Bobigny : La boucherie « 100% halal » servait en réalité… du cochon sauvage
Ajoutez Actu FDO en favori pour nous soutenirLa préfecture de Seine-Saint-Denis a ordonné la fermeture immédiate de la « Boucherie de Bobigny », située avenue Jean-Jaurès. Par un arrêté préfectoral daté du 3 janvier 2025, le commerce est contraint de baisser son rideau en raison de multiples manquements sanitaires, parmi lesquels une découverte particulièrement choquante : la présence de viande de sanglier, une violation flagrante pour un établissement se déclarant « 100 % halal ».
Des infractions à la chaîne
Le contrôle sanitaire, mené le 31 décembre 2024 suite à un signalement adressé à la direction départementale de la protection des populations (DDPP), a mis au jour une liste de treize infractions graves. Comme le relate Le Parisien, la chaîne du froid était potentiellement rompue, l’hygiène des lieux et des employés largement insuffisante, tandis que la prolifération de nuisibles et un nettoyage inadéquat accentuaient les risques sanitaires.
Mais l’élément qui a le plus indigné la clientèle et les habitants reste la découverte de quatorze carcasses et morceaux de viande de sanglier, absents de toute certification vétérinaire garantissant leur salubrité. « On lui faisait confiance, et il vend ça ? Il n’a aucun respect pour notre religion », s’insurge dans le média parisien, Leance, un client régulier qui n’exclut pas de porter plainte.
« La boucherie du sanglier » : une nouvelle qui fait le tour
Dans le quartier, l’affaire suscite un vif émoi. Passants et habitués s’arrêtent devant les scellés apposés sur la devanture, attirés par le bruit qui circule déjà sur les réseaux sociaux. « Han, c’est la boucherie du sanglier ! », lâche un collégien devant ses camarades. Ces jeunes, qui venaient souvent acheter des ailes de poulet à prix réduit, se disent choqués : « C’est abusé, tout le monde venait ici ! »

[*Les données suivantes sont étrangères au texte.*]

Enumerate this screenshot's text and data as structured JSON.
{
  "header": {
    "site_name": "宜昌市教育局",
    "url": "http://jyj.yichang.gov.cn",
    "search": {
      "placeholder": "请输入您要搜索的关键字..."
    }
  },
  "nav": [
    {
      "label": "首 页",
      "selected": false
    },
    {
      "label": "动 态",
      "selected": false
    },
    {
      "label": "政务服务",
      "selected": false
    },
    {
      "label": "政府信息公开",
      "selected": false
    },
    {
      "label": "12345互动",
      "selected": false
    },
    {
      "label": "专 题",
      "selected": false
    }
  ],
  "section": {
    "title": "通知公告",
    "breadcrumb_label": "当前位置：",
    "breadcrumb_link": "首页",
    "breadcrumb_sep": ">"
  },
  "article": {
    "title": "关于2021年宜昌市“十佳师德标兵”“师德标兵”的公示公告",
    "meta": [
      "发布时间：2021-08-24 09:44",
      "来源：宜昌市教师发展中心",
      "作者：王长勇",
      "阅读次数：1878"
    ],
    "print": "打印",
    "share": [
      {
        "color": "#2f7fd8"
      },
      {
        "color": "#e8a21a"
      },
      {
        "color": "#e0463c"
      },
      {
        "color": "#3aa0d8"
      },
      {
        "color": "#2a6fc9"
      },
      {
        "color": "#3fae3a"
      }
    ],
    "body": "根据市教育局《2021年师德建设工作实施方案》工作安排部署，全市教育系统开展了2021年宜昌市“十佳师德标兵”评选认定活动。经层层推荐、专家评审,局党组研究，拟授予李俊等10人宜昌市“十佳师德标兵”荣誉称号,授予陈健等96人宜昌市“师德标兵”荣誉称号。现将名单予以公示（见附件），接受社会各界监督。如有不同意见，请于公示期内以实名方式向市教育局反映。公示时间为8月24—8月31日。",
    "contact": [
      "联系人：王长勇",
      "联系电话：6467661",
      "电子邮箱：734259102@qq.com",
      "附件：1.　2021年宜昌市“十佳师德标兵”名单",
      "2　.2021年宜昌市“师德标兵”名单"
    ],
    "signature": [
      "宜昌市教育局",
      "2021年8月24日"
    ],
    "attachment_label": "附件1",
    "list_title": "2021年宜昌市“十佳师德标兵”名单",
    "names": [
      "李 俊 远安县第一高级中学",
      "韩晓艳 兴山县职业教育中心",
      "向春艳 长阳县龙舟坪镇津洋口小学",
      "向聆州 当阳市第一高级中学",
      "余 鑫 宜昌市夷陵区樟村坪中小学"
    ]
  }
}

Selon les témoignages, rien dans le magasin n’indiquait la présence de sanglier, rendant la découverte d’autant plus surprenante. « Tout le collège achetait ici, mais là, c’est terminé », conclut un adolescent.
Une réouverture incertaine
L’arrêté préfectoral, en vigueur « jusqu’à nouvel ordre », pourrait être levé si des mesures correctives étaient rapidement mises en œuvre. Toutefois, le retour de la clientèle s’annonce complexe. La confiance des consommateurs semble durablement ébranlée. « On ne peut pas oublier ça. Même s’ils rouvrent, je n’y remettrai jamais les pieds », affirme un client.